Koç (2017), ortaokul öğrencilerinde beden eğitimi ve spor dersi sportmenlik davranışlarının, şiddet eğilimleri ve empati becerileri ile ilişkisini incelemiştir. 919 öğrenci üzerinde yapılan çalışmada öğrencilerin sportmenlik düzeylerinin, sınıf ilerledikçe anlamlı olarak azaldığını; kızların lehine anlamlı olarak arttığı, bireysel mücadele sporu ile ilgilenenlerde de anlamlı olarak azaldığı bulunmuştur. Beden eğitimi ve spor dersinin sportmenlik davranışlarının öğrencilerin şiddet eğilimleri ile negatif, empati düzeyleri ile pozitif ilişkili olduğu bulunmuştur. Beden eğitimi ve spor dersi için planlanacak sportmenlik uygulamalarında bu ilişkilerin dikkate alınması ve beden eğitimi ve spor dersi ders programlarına şiddet eğilimini azaltıcı

(33)

ve empati becerisini arttırıcı uygulamalar adapte edilmesi gerekliliğine vurgu yapmıştır (46).

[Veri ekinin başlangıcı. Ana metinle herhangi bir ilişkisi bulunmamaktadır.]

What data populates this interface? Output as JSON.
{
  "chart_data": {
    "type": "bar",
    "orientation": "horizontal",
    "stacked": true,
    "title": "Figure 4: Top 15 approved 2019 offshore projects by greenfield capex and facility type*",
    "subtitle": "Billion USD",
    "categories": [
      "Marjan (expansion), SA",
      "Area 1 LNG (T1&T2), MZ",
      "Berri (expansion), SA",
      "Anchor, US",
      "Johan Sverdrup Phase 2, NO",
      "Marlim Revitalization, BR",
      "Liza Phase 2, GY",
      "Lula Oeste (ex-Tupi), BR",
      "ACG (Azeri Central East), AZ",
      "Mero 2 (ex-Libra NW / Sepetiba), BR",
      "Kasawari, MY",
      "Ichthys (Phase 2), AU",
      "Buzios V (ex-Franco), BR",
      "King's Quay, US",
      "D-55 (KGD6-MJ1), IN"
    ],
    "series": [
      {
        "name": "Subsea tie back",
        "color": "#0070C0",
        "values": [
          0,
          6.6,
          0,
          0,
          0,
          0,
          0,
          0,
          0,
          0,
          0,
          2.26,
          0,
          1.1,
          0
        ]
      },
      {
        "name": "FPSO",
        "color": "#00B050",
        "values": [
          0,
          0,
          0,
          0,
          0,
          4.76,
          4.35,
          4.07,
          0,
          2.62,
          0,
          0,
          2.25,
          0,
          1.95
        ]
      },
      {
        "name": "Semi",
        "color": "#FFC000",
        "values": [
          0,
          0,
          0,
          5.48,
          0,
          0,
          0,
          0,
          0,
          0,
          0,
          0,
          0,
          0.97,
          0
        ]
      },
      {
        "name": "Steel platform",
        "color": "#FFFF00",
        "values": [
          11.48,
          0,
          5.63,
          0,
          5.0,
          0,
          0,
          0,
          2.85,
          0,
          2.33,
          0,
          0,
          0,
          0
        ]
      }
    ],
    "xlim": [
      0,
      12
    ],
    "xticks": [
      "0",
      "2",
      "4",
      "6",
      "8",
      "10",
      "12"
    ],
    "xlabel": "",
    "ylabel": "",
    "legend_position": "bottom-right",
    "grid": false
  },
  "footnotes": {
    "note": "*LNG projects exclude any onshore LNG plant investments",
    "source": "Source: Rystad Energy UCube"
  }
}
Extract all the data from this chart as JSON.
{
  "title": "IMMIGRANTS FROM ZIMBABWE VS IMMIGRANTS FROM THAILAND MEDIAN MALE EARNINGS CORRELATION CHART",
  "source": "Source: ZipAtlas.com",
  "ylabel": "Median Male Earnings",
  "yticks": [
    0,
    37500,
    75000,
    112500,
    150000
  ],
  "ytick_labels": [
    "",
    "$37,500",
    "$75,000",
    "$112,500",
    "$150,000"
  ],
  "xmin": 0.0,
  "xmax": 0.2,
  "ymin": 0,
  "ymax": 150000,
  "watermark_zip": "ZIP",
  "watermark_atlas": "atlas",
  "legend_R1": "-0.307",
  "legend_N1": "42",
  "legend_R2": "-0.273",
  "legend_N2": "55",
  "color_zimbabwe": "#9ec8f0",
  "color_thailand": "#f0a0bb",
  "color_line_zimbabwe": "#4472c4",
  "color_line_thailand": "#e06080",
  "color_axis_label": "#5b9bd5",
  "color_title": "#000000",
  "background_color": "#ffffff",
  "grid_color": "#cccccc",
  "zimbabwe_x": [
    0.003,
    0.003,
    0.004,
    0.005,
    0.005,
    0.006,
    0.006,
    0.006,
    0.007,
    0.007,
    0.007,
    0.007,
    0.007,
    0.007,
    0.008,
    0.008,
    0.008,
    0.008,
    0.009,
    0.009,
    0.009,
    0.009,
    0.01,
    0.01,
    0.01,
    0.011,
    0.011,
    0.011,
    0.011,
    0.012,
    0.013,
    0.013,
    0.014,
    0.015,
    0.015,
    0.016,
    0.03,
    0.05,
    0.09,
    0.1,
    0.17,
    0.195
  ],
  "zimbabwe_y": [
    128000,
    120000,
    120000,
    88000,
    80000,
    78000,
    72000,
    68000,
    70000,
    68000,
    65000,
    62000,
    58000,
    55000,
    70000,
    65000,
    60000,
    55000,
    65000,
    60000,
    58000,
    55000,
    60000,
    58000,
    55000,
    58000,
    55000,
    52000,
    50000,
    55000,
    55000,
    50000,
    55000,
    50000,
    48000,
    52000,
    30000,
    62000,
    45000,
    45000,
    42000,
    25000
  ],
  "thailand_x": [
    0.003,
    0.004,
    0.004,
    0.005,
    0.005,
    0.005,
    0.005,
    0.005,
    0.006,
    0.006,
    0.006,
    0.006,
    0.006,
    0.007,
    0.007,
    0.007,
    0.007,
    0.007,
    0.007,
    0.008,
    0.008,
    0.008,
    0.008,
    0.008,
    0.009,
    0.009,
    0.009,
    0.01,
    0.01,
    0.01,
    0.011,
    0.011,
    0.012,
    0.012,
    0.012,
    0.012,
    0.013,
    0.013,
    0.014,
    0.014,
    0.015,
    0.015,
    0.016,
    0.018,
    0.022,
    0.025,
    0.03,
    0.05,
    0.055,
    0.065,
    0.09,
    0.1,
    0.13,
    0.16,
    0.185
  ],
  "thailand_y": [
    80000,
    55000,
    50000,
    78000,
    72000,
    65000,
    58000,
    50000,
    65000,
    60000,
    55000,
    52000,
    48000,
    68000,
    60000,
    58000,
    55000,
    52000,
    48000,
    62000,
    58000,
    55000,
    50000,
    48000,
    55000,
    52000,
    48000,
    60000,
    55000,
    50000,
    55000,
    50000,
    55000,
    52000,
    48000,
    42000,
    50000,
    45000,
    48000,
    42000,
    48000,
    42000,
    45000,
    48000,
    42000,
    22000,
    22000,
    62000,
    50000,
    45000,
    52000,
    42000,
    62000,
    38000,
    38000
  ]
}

Koç (2017b), lise öğrencilerinin beden eğitimi ve spor dersi sporcu davranışları ile sabır düzeyleri arasındaki ilişkiyi incelemiştir. 702 öğrenci üzerinde yapılan çalışmada öğrencilerin sportmenlik düzeylerinin kadınlarda anlamlı olarak daha yüksek olduğunu gözlemlenmiştir. Ölçeklerin bazı boyutlarının, beden eğitimi ve spor derslerinde en çok ilgi duyulan spor türüne bağlı olarak anlamlı düzeyde farklılaştığını ve fiziksel teması olmayan sporlarla (voleybol, badminton, masa tenisi vb.) ilgilenen öğrencilerin, top ile oynanan takım sporu (futbol, basketbol, hentbol vb.) ile ilgilenen öğrencilerden daha fazla sportmenlik davranışı gösterdiği bulunmuştur. Ayrıca okul takımlarına katılanların genel olarak sportmenlik düzeylerinin daha yüksek olduğu bulunmuştur. Buna ek olarak öğrencilerin notlarına göre sportmenlik ve sabır düzeylerinde anlamı bir farklılık bulunmamıştır. Koç, öğretmenlerin, öğrencilerin sabır düzeylerini geliştirmeye yönelik faaliyetlerin uygulanmasını ve beden eğitimi ve spor dersi için planlanacak sportmenlik uygulamalarında bu sonuçların dikkate alınmasını ve fiziksel eğitim programlarına uyum sağlaması için sabır artırıcı etkinliklerin önerilmesini tavsiye etmiştir (47).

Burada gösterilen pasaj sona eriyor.